What I first did was run ORCA calculations on my model, based on these outputs, I generated a molden input file, which i then input into Multitwfn:

- following the examples given in manual Section 4.7.7.
I chose 7 , 18 , 1 for RESP calculations.  The .chg file is obtained.

The charge I get for the Zn  =  0.6275237761

I wonder where the discrepancy is, or doesn't matter.  I think this is important, as currently I am trying to run QM/MM; during the last stages of tleap, topology building for molecular dynamics, my charge on my system is not an integer, it float value. So that means it will be physically difficult to neutralise such a system with a non-integer charge value. I believe the main culprit is the way the charge is calculated for atoms.

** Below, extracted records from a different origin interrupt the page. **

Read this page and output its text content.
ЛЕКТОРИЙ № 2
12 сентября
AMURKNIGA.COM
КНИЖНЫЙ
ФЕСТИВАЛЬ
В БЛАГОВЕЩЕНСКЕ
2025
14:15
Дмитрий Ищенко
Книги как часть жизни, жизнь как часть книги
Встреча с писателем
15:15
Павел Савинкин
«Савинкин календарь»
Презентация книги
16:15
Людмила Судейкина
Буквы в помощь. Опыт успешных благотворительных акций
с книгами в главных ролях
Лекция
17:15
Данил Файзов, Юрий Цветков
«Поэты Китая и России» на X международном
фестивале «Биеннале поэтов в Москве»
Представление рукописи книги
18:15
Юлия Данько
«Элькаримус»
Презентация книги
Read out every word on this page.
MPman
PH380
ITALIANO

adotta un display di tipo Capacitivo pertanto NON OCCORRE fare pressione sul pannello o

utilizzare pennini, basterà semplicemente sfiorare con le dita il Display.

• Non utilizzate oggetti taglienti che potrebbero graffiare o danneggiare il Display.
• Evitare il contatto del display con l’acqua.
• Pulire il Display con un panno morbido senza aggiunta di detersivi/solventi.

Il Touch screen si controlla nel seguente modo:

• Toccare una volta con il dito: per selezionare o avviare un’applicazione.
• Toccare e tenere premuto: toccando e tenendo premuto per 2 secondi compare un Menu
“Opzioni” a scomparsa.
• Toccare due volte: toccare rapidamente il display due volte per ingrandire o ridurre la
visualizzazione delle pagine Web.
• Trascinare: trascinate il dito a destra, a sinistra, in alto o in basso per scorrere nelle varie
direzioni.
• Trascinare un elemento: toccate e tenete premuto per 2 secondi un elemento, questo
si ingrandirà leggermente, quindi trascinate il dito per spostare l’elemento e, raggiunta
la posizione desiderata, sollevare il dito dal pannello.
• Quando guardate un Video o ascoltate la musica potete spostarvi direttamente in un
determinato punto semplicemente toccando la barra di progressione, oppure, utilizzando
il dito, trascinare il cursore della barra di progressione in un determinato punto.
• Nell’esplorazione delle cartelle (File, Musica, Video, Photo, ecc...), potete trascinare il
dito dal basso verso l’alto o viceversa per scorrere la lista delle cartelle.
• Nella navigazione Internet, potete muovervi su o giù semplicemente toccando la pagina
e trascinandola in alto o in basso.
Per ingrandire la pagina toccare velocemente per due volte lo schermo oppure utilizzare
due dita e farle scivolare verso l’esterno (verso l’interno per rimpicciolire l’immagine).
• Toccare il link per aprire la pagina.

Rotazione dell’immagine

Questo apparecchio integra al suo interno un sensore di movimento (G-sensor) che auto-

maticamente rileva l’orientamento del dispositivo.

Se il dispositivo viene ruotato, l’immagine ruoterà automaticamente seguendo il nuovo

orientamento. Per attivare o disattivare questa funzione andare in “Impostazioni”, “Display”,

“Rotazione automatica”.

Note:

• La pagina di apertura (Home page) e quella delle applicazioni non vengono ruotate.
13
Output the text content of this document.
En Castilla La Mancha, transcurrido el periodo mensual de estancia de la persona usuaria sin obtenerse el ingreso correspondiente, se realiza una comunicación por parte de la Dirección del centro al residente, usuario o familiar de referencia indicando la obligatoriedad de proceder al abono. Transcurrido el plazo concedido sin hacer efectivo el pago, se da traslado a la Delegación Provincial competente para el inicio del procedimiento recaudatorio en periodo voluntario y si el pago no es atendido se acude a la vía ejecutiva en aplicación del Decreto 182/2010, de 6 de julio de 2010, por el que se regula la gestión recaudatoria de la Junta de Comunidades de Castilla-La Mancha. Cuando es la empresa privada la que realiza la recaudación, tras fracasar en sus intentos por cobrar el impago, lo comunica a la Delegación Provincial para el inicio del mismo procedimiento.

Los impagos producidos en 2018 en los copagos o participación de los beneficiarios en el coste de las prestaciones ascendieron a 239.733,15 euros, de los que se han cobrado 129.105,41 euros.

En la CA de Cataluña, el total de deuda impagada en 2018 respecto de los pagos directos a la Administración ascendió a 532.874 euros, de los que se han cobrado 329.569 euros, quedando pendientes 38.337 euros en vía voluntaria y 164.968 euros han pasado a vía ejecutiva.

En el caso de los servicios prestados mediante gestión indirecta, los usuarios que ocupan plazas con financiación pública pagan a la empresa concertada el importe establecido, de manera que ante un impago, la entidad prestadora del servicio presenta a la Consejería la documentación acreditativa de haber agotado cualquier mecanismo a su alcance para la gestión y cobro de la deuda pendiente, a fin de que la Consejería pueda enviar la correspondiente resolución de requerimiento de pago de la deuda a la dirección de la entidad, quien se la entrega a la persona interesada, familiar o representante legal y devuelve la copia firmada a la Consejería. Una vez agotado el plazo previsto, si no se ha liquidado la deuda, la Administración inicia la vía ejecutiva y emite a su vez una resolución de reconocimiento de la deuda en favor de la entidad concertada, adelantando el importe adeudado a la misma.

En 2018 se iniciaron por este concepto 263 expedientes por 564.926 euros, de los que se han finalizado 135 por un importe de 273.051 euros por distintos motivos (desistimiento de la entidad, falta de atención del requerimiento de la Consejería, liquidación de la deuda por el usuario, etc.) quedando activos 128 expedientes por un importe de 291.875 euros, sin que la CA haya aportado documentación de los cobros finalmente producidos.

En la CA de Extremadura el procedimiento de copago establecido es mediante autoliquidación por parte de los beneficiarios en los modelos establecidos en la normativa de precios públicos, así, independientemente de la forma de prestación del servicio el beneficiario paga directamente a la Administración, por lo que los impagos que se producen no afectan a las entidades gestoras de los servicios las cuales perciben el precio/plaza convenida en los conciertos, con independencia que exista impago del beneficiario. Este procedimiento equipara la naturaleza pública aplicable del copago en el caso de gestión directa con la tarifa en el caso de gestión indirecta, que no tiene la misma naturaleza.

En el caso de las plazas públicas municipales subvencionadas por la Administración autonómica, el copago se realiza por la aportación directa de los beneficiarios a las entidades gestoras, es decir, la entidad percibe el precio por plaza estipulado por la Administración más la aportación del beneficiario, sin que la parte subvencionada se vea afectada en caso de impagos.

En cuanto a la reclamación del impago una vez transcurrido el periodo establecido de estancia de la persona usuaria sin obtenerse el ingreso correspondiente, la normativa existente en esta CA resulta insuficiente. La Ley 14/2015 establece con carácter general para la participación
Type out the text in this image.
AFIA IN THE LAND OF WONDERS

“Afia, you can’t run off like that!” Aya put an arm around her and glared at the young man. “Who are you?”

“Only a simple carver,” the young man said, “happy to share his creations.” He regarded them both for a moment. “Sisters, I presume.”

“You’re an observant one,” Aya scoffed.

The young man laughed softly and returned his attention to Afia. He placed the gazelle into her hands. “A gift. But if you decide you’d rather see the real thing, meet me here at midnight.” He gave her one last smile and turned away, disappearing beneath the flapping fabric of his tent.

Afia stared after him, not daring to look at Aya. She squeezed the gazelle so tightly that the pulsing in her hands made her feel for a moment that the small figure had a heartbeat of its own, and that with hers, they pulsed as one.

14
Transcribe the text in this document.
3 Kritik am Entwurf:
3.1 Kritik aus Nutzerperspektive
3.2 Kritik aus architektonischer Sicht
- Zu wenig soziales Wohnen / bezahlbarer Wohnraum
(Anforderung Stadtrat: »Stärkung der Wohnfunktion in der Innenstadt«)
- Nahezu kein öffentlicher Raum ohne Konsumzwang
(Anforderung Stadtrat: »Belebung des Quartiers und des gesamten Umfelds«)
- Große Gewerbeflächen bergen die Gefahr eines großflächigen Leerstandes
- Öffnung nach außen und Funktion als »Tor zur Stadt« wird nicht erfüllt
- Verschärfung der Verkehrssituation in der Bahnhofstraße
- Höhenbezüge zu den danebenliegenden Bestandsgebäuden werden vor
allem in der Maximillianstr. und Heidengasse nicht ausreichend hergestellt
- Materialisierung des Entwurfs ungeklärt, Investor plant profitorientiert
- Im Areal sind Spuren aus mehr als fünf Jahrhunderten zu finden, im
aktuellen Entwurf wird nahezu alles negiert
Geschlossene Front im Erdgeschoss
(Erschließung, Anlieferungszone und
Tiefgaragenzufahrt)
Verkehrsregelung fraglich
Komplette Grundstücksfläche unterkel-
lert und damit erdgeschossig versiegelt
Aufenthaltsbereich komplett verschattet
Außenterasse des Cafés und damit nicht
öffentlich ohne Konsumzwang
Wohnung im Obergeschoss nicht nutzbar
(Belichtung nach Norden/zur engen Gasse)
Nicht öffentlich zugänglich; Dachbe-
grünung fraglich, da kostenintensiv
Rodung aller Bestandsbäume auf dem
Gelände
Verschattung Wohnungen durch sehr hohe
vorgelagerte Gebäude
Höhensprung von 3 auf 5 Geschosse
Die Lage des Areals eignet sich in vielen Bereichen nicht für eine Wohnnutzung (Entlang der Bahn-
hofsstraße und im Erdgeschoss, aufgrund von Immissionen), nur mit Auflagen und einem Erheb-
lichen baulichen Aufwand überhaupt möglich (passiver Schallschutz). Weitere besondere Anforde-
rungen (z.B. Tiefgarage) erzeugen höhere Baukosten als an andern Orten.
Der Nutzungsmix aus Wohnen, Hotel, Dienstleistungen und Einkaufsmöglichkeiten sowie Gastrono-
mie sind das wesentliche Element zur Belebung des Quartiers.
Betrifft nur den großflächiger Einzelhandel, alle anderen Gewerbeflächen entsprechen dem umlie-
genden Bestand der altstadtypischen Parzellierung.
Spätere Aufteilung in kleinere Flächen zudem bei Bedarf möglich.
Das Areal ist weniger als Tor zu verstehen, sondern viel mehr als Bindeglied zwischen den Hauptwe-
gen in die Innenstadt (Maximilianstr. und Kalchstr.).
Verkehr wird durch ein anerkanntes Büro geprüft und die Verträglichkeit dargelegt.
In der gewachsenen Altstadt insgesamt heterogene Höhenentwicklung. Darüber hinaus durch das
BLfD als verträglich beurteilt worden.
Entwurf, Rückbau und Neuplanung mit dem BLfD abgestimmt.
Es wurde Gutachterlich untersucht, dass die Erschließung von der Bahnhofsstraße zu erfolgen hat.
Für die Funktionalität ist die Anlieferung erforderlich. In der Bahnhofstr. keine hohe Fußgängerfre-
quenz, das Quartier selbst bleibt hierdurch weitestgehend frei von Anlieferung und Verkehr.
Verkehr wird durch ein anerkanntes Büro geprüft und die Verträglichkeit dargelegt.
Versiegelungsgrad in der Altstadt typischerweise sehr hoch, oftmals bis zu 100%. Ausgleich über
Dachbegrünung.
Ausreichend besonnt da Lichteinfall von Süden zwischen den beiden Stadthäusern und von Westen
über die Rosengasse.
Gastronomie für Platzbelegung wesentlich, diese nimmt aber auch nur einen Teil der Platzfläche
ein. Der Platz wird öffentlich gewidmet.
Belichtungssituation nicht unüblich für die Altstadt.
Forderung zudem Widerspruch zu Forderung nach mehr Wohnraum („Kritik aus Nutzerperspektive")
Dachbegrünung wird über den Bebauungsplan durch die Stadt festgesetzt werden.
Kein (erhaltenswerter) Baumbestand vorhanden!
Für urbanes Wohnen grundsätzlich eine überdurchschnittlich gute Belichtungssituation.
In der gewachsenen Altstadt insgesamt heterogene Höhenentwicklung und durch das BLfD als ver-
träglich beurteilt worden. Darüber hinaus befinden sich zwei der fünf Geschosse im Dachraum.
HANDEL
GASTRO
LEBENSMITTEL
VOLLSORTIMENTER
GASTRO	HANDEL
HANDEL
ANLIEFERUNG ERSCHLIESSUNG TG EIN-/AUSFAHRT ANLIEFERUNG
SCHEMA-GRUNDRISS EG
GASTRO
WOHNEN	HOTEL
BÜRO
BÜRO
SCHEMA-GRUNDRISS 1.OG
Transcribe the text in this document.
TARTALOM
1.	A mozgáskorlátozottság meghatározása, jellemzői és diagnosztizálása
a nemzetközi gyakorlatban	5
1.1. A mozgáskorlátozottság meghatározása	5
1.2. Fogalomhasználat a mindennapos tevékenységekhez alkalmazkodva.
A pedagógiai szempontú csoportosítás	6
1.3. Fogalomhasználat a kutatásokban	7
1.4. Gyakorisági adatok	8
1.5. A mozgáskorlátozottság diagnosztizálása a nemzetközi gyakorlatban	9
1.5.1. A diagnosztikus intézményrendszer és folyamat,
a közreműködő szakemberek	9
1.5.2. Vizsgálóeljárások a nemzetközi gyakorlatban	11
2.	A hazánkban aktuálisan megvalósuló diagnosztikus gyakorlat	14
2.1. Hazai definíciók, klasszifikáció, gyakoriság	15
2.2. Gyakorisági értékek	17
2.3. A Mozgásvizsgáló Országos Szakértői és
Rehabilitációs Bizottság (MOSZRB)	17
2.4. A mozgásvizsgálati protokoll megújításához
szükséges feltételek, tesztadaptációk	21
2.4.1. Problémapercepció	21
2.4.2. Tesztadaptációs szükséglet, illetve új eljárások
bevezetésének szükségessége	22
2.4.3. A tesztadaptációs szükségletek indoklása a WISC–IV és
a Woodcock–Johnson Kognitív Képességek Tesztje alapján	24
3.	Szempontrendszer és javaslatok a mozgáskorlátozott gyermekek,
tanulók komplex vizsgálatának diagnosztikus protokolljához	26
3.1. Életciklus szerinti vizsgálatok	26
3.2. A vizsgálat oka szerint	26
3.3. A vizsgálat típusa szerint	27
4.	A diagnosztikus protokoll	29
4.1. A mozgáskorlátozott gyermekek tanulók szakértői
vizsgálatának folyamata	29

Any suggestions, tips, please.

sobereva

Tian Lu (Multiwfn developer)

From: Athens, Greece

Registered: 2017-09-11

Posts: 2,243

Website

Re: Multiwfn MK RESP calculations

I am not a MCPB.py user, what I can answer is the way of using Multiwfn to calculate RESP charge.
I don't well understand your question. After loading a wavefunction file into Multiwfn, inputting 7 then 18 then 1 is the most straightforward way of calculating the RESP charge in common sense.

When calculating MK charges or RESP charges based on MK fitting points, different programs may use different density of fitting points and different atom radius for Zn (its radius was not directly defined in the original paper of MK method), the resulting charges may be notably different in some cases. The implementation of RESP charge calculation in Multiwfn is in a very reasonable way.